Eliana Cocca, una bioeticista femminista convinta, scrive un articolo dove, oltre a ribadire le stesse sciocchezze trite e ritrite sul fatto che le donne in Italia sono ostacolate nella loro libera scelta di abortire e che gente “cattiva” si piazza davanti agli ospedali impedendo a queste di entrare, si compiace aprendo lo sguardo, a detta sua, verso una vera oasi di libertà e giustizia: la Spagna che, nella sua magnanimità, ha fatto passi da gigante verso l’autentica promozione della donna.

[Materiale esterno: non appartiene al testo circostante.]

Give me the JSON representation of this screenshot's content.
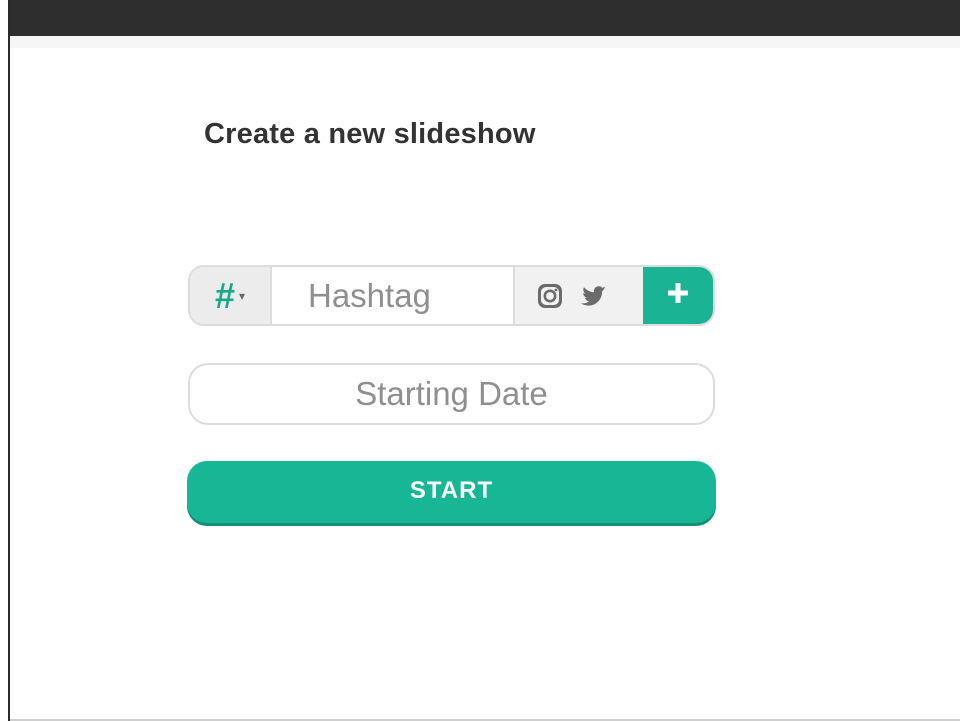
{
  "page": {
    "title": "Create a new slideshow"
  },
  "hashtag": {
    "type_symbol": "#",
    "caret": "▾",
    "placeholder": "Hashtag",
    "value": "",
    "networks": [
      {
        "name": "instagram",
        "icon": "instagram-icon"
      },
      {
        "name": "twitter",
        "icon": "twitter-icon"
      }
    ],
    "add_icon": "plus-icon"
  },
  "date": {
    "placeholder": "Starting Date",
    "value": ""
  },
  "actions": {
    "start_label": "START"
  },
  "colors": {
    "accent": "#1ab394",
    "title_text": "#333333",
    "placeholder_text": "#8f8f8f",
    "border": "#dcdcdc",
    "top_bar": "#2e2e2e"
  }
}
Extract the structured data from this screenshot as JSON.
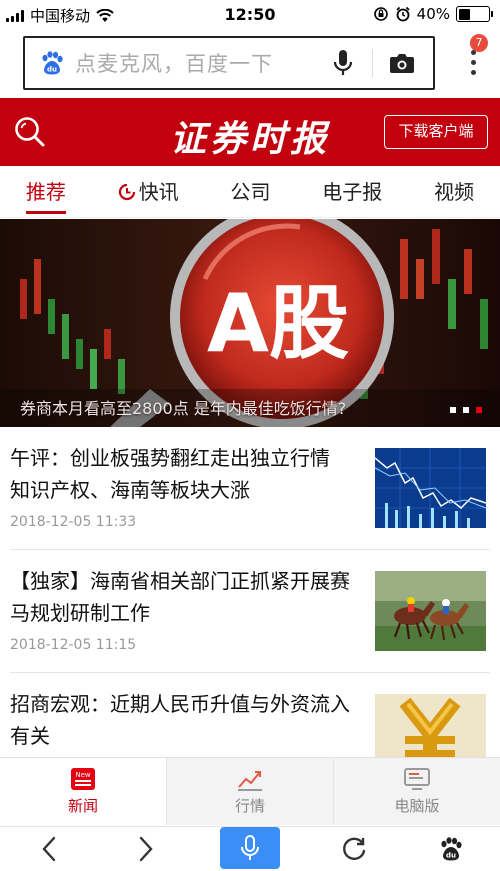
{
  "status_bar": {
    "carrier": "中国移动",
    "time": "12:50",
    "battery": "40%",
    "battery_level": 0.4
  },
  "browser": {
    "search_placeholder": "点麦克风，百度一下",
    "badge_count": "7"
  },
  "header": {
    "logo": "证券时报",
    "download_button": "下载客户端"
  },
  "tabs": [
    {
      "label": "推荐",
      "active": true
    },
    {
      "label": "快讯",
      "active": false,
      "icon": "clock-icon"
    },
    {
      "label": "公司",
      "active": false
    },
    {
      "label": "电子报",
      "active": false
    },
    {
      "label": "视频",
      "active": false
    }
  ],
  "banner": {
    "headline_text": "A股",
    "caption": "券商本月看高至2800点 是年内最佳吃饭行情?",
    "slide_count": 3,
    "active_slide": 3
  },
  "news": [
    {
      "title": "午评：创业板强势翻红走出独立行情 知识产权、海南等板块大涨",
      "date": "2018-12-05 11:33",
      "thumb": "stock-chart-image"
    },
    {
      "title": "【独家】海南省相关部门正抓紧开展赛马规划研制工作",
      "date": "2018-12-05 11:15",
      "thumb": "horse-racing-image"
    },
    {
      "title": "招商宏观：近期人民币升值与外资流入有关",
      "date": "",
      "thumb": "yuan-symbol-image"
    }
  ],
  "app_nav": [
    {
      "label": "新闻",
      "icon": "news-icon",
      "active": true,
      "icon_badge": "New"
    },
    {
      "label": "行情",
      "icon": "market-trend-icon",
      "active": false
    },
    {
      "label": "电脑版",
      "icon": "desktop-icon",
      "active": false
    }
  ],
  "toolbar": {
    "items": [
      "back-icon",
      "forward-icon",
      "voice-search-icon",
      "refresh-icon",
      "baidu-paw-icon"
    ]
  },
  "colors": {
    "brand_red": "#c3000d",
    "voice_blue": "#3a8ef6",
    "baidu_blue": "#2f6fe6"
  }
}
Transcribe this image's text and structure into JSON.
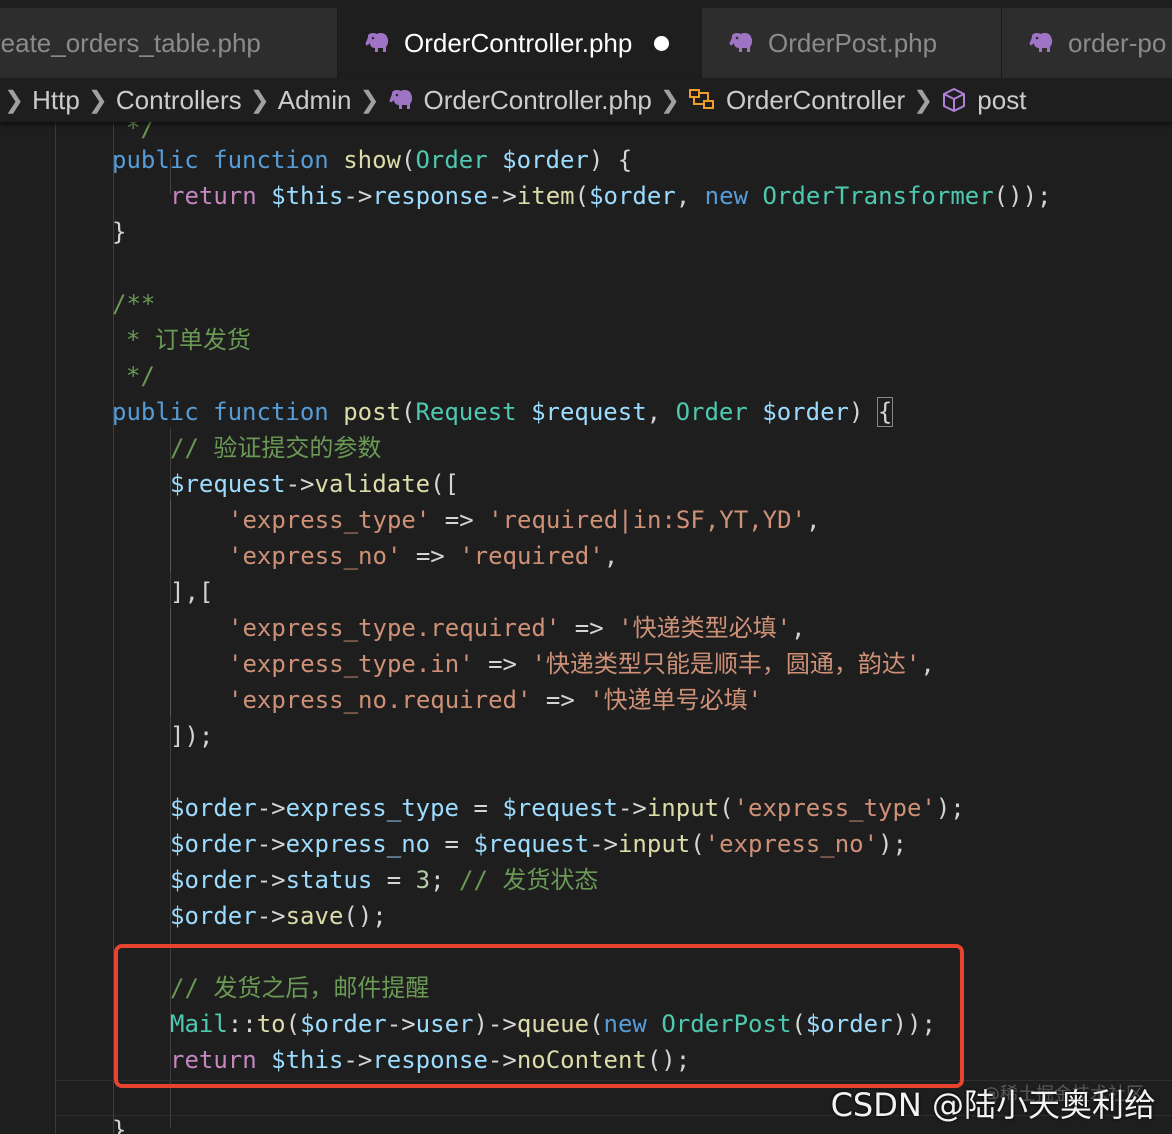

Leggiamo le sue stolte parole: “… una buona notizia arriva dalla Spagna. Da pochi giorni, infatti, il Senato spagnolo ha approvato una modifica al Codice penale che dichiara illegale e punibile qualsiasi intralcio – molestia o intimidazione che sia – a chi si reca in una clinica per abortire. Pregare non è un crimine, hanno tuonato gli anti-choice, ma qui continuiamo a perdere di vista un punto fondamentale: il diritto ad avere una convinzione non può corrispondere a una sua imposizione, soprattutto se quel credo non riguarda un fatto oggettivo, ma una sua interpretazione in ottica religiosa. Se volete chiamare persona un agglomerato di cellule di 2 grammi e 2 centimetri, fatelo. Non sappiamo più come rendere chiaro, però, che questa visione non appartiene a chiunque, che non è accettabile né dal punto di vista scientifico, né sociale, né tantomeno delle singole soggettività… Tolleranza zero per chi minaccia i diritti delle donne, non importa quali siano le presunte motivazioni. Se per togliersi di torno il Pro-vita di Voghera davanti alla clinica basterebbe una legge come quella spagnola, occorrerebbe invece uno smantellamento dell’intera sanità pubblica italiana per disintossicarla da tutte le narrazioni colpevolizzanti e moraliste che Vaticano & co. hanno riversato sulle donne che decidono di abortire, su pazienti che vorrebbero scegliere di morire, sulle famiglie “non-tradizionali” che chiedono di essere riconosciute come tali, sulle identità transgender e non binarie…Mi si chiede se questa nuova legge spagnola non sia liberticida. Liberticida è chi soffoca i nostri diritti e decide sui nostri corpi e le nostre identità.”

Se questa è la cultura bioetica italiana, si salvi chi può…che tristezza infinita, non solo per l’ignoranza dimostrata ma anche perché l’abominevole degrado della vita umana ha sempre più spazio nell’attenzione nazionale di questi menti illuminate.